I have often wondered about a correlation between diet and health. I'm convinced there is a huge one, partly through my own experience as I've changed how I eat and partly due to logic. I think there is great truth to the saying "You are what you eat".

One fact that stuck out to me was that the first recorded MI (heart attack) was recorded in the early '20's. I think it was 1921. I was also unaware of how some things were connected (and have become interconnected) throughout history such as the agency's that deal with heart disease/ health and diet.
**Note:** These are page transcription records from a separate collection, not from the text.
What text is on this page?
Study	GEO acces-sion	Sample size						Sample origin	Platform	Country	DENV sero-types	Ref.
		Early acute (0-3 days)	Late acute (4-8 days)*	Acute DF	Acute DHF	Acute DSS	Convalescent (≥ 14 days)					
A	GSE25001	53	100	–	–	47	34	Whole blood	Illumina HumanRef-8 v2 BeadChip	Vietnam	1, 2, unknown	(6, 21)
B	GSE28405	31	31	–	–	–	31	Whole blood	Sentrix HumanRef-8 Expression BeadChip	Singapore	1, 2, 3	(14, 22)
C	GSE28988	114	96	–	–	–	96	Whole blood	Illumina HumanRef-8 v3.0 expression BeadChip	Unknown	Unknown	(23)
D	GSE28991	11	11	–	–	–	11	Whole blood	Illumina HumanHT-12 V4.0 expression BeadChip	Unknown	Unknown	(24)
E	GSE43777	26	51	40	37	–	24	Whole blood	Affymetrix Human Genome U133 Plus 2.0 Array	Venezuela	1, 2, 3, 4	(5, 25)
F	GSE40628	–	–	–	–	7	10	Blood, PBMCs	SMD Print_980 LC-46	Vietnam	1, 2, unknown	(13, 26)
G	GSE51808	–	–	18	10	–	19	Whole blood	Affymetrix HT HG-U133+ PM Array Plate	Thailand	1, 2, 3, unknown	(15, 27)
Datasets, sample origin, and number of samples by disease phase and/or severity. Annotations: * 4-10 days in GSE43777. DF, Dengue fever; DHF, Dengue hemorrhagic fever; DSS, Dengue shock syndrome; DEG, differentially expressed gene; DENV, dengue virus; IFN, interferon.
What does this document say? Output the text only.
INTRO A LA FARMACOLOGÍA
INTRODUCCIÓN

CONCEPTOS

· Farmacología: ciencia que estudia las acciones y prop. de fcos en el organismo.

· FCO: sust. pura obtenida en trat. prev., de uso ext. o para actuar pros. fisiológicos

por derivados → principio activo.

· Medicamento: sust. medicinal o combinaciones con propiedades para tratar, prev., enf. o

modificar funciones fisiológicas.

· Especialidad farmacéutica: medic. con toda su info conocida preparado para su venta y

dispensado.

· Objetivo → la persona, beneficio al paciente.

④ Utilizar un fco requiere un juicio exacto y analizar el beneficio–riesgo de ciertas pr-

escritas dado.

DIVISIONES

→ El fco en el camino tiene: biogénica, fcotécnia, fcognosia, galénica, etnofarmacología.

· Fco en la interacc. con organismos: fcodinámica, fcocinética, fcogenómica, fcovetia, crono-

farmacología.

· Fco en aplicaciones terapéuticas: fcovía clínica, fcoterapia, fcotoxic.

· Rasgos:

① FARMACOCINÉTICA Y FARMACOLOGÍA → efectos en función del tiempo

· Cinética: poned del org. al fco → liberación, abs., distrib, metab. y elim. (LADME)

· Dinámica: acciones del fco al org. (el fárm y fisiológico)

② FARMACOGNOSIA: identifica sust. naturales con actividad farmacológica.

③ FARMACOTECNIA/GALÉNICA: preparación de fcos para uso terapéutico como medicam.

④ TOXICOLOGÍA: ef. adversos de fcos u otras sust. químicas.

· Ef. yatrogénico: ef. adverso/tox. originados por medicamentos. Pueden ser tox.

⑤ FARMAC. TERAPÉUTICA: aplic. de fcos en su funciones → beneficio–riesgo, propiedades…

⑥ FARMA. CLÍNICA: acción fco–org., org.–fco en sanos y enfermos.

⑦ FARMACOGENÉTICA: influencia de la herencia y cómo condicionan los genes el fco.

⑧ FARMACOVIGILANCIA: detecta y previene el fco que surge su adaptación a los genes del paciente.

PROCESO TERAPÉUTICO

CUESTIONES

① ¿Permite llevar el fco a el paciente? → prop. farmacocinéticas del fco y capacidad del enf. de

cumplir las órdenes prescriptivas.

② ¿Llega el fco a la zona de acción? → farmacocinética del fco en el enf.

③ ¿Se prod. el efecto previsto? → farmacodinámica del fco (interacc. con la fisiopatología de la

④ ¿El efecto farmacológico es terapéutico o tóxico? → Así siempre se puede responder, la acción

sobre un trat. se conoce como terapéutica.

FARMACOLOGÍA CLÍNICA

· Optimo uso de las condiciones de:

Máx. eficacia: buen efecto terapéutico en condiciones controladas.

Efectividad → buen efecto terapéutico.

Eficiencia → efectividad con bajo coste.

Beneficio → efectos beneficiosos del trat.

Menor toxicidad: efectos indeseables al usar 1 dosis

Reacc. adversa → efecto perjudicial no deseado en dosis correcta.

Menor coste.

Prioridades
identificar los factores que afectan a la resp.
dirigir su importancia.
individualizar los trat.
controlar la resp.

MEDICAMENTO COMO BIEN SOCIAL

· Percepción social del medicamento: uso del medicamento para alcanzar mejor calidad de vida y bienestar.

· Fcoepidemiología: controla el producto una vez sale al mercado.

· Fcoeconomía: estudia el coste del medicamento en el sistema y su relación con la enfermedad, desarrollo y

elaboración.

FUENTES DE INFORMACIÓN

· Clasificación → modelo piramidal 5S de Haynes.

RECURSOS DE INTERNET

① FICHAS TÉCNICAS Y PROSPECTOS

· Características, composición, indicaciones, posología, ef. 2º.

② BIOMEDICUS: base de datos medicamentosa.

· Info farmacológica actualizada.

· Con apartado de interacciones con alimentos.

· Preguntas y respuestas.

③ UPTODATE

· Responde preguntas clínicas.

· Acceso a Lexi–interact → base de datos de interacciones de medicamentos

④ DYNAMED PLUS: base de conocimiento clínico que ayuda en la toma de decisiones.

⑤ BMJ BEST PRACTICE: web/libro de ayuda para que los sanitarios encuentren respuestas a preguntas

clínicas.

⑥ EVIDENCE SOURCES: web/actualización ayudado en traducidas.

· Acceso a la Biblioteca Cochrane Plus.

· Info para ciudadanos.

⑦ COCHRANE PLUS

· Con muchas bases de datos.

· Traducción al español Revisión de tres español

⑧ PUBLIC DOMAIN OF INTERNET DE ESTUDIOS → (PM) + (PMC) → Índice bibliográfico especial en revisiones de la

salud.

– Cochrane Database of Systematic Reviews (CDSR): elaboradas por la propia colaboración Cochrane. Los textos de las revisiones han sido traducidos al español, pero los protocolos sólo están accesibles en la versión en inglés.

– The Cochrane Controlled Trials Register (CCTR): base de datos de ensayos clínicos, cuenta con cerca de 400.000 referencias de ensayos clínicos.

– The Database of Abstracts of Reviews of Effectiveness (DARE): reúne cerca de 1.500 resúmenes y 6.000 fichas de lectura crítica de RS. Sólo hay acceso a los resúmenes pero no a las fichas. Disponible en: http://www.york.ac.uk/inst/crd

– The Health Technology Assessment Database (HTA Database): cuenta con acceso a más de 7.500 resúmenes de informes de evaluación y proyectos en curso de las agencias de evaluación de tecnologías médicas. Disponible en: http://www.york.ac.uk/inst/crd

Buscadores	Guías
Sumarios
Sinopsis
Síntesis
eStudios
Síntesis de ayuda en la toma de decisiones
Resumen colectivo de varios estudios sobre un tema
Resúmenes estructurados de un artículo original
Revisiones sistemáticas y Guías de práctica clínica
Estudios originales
I find the discussion of cholesterol/stain drugs fascinating in light of all the processes' cholesterol is required for within the body, yet "too much" cholesterol has become a huge talking point today amongst the public and the medical establishment. I have old cookbooks. 100 year old ones. I can clearly see how the diet of yesteryear differs from today's eating habits. I also see the dramatic increase in diseases of all sorts. I do not think this is coincidence. I think we are poisoning ourselves, in many cases, by the things we consume.

The genesis of the 'edible' oil industry, it's marketing practices and the impact upon health is well worth the view. I have been moving more and more towards the perimeter of the grocery store over the last few years being of the persuasion that the closer it is to how it grew- the more likely it is it'll make it into my cart. This pushes me more towards the perimeter, still. Of course, this also means that less snack type foods in the house require my children to actually prepare snacks or meals to some degree if they want something more than an apple. They are not thrilled. Now I do buy some snack things and likely will continue, but I'm much more selective than I used to be.

It is a 2 hour talk, but well worth the time.